In the current financial asset mania, with confidence in markets and central banks very high, markets are not much interested in safe havens and gold has been languishing. When investors become more risk averse, gold will go on its next big run. Current sentiment and market positioning correspond to what is typically a price low historically.
But a future big move in gold, in our view, is likely to correspond to a reset of global debt. Since the financial crisis of 2008/9, central banks have attempted to avoid a deflationary collapse by driving interest rates down to 5,000 year lows. A wave of defaults has been avoided as nearly any company and asset can be financed at low rates no matter what the creditworthiness. The result: a huge increase in debt, much of it of low quality.
Over the last 20 years, the IMF estimates that global debt has increased from $74 trillion to $238 trillion while the global economy has grown at about half that rate, from $36.5 trillion to $79.6 trillion. This process is creating financial claims on the real economy that far exceed the increase in production of goods and services.
Prior to 2007, the greatest rate of increase in debt was in the financial sector which, not surprisingly, became the epicenter of the crisis of 2008/9. Since the crisis, the greatest growth has occurred in the non-financial corporate and government sectors where we expect the next crisis will unfold.
The underlying driver of the next collapse is likely to be the manic creation of financial claims against the real economy that cannot be met.
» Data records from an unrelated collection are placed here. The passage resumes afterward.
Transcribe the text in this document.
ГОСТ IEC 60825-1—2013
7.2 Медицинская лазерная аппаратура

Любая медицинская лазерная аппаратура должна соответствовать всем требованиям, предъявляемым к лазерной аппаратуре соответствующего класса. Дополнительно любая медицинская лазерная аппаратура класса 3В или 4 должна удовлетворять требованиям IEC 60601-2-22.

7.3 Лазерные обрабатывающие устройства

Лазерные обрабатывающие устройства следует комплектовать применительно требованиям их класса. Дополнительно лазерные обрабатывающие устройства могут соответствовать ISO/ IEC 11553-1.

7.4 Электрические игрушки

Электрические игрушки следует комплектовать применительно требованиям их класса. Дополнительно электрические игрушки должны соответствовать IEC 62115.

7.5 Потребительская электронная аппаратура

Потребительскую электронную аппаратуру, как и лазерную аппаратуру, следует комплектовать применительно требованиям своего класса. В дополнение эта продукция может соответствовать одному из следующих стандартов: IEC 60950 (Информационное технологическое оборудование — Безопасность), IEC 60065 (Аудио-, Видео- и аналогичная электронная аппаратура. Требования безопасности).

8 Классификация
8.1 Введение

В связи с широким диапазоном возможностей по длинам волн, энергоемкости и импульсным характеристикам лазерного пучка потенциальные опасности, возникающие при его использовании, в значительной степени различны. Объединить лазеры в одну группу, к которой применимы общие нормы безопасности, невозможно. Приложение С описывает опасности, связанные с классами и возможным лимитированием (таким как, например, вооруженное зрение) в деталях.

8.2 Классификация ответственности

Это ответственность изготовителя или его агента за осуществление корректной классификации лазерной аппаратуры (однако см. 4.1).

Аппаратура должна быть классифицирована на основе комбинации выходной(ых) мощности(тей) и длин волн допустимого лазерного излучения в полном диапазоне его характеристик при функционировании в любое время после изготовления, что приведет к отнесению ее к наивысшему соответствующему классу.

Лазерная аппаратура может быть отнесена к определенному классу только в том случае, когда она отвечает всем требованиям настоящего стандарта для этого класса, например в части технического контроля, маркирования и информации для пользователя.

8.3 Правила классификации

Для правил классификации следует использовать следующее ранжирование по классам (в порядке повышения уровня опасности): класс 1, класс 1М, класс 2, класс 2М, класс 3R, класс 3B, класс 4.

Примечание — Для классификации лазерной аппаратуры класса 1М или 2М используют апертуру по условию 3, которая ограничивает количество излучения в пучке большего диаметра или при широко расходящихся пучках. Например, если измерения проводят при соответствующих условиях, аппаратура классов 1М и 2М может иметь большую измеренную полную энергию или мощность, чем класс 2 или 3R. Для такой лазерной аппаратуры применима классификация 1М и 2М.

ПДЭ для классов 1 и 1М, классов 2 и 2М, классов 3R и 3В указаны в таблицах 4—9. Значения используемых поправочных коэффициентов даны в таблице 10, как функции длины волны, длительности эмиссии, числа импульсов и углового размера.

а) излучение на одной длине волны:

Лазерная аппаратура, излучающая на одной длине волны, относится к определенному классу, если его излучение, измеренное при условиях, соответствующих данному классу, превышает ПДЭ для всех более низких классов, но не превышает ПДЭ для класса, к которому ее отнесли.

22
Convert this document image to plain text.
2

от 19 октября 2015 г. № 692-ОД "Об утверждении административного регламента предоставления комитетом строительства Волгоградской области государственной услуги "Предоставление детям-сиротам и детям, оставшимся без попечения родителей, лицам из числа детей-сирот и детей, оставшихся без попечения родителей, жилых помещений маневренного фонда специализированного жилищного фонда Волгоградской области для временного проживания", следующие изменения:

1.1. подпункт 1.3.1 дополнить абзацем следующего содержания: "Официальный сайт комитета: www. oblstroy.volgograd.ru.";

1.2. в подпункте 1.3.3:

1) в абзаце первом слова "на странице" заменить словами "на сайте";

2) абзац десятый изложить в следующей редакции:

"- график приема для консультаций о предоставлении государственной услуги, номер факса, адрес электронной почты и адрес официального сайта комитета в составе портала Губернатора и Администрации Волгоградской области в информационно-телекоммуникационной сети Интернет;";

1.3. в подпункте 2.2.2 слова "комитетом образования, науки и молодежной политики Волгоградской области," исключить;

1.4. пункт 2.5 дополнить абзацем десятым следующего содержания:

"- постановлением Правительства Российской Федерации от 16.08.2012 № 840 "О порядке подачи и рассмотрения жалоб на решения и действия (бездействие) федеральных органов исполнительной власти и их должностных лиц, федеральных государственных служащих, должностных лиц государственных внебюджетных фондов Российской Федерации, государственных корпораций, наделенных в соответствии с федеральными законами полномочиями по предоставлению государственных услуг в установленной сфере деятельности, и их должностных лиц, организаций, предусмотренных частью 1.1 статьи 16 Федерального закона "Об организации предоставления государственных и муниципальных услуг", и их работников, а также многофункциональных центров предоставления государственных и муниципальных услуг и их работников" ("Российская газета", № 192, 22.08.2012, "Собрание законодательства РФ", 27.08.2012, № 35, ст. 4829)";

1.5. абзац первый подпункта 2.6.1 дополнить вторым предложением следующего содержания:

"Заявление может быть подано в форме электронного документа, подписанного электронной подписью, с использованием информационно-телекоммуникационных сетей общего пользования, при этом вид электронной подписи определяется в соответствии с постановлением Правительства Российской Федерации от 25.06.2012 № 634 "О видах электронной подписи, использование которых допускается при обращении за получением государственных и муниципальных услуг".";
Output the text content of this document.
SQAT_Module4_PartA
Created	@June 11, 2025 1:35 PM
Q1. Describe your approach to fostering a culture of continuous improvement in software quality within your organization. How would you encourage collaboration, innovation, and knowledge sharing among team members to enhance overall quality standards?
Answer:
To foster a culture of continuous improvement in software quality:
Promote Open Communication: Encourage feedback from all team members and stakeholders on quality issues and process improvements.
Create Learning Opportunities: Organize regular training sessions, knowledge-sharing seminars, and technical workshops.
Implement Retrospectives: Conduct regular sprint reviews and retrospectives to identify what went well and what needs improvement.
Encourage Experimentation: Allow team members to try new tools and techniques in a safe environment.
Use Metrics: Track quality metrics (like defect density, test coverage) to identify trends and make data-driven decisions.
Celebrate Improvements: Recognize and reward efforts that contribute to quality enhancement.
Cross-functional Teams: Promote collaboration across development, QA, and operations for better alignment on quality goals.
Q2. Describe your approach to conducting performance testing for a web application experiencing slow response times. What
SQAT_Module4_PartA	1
Your loan is someone’s asset. The owner of that asset expects to be able to realize its worth in the real economy. In short, the financial claims and the real economy must reconcile and achieve relative parity. Instead, they are moving farther and farther apart.
There are now almost three dollars in creditor claims on the global economy for every dollar’s worth of goods and services. The losers will be pensioners and savers generally because the coming reconciliation must result in a mark-down in the value of financial assets. Savings are deferred consumption but not deferred forever, as people retire.
Here is the graph for the U.S; debt and GDP were roughly equal in 1970. Since then, after Nixon left the gold standard in 1971, debt has grown three times faster than the economy. U.S. credit market debt is nearing $70 trillion against a $20 trillion economy that must support and service it.
Note the brief slowing in credit creation in 2008/9 when an expected deleveraging was defeated by central bank Quantitative Easing.
Unfortunately, growing debt has not underwritten accelerated economic growth. In fact, as debt has increased, its productivity in terms of economic growth has dwindled, probably due to the depressing effect of the debt itself. The following chart tracks real U.S. GDP growth per quarter. The steady downward trend is clear. The post war credit economy has lost momentum despite immense credit expansion and technological innovation.
We don’t know for sure how the Federal Reserve will reconcile the outsized financial claims on the real economy. Will they allow corporate borrowers to default as interest rates rise? Or will they prevent widespread defaults and inflate the currency instead? Either way, savers lose. We believe investors will try to preserve their purchasing power by crowding into the comparatively very small gold market (currently $6.5 trillion in aboveground supply).
If we are right about a coming reset, where do you want your savings to be, in financial assets or gold?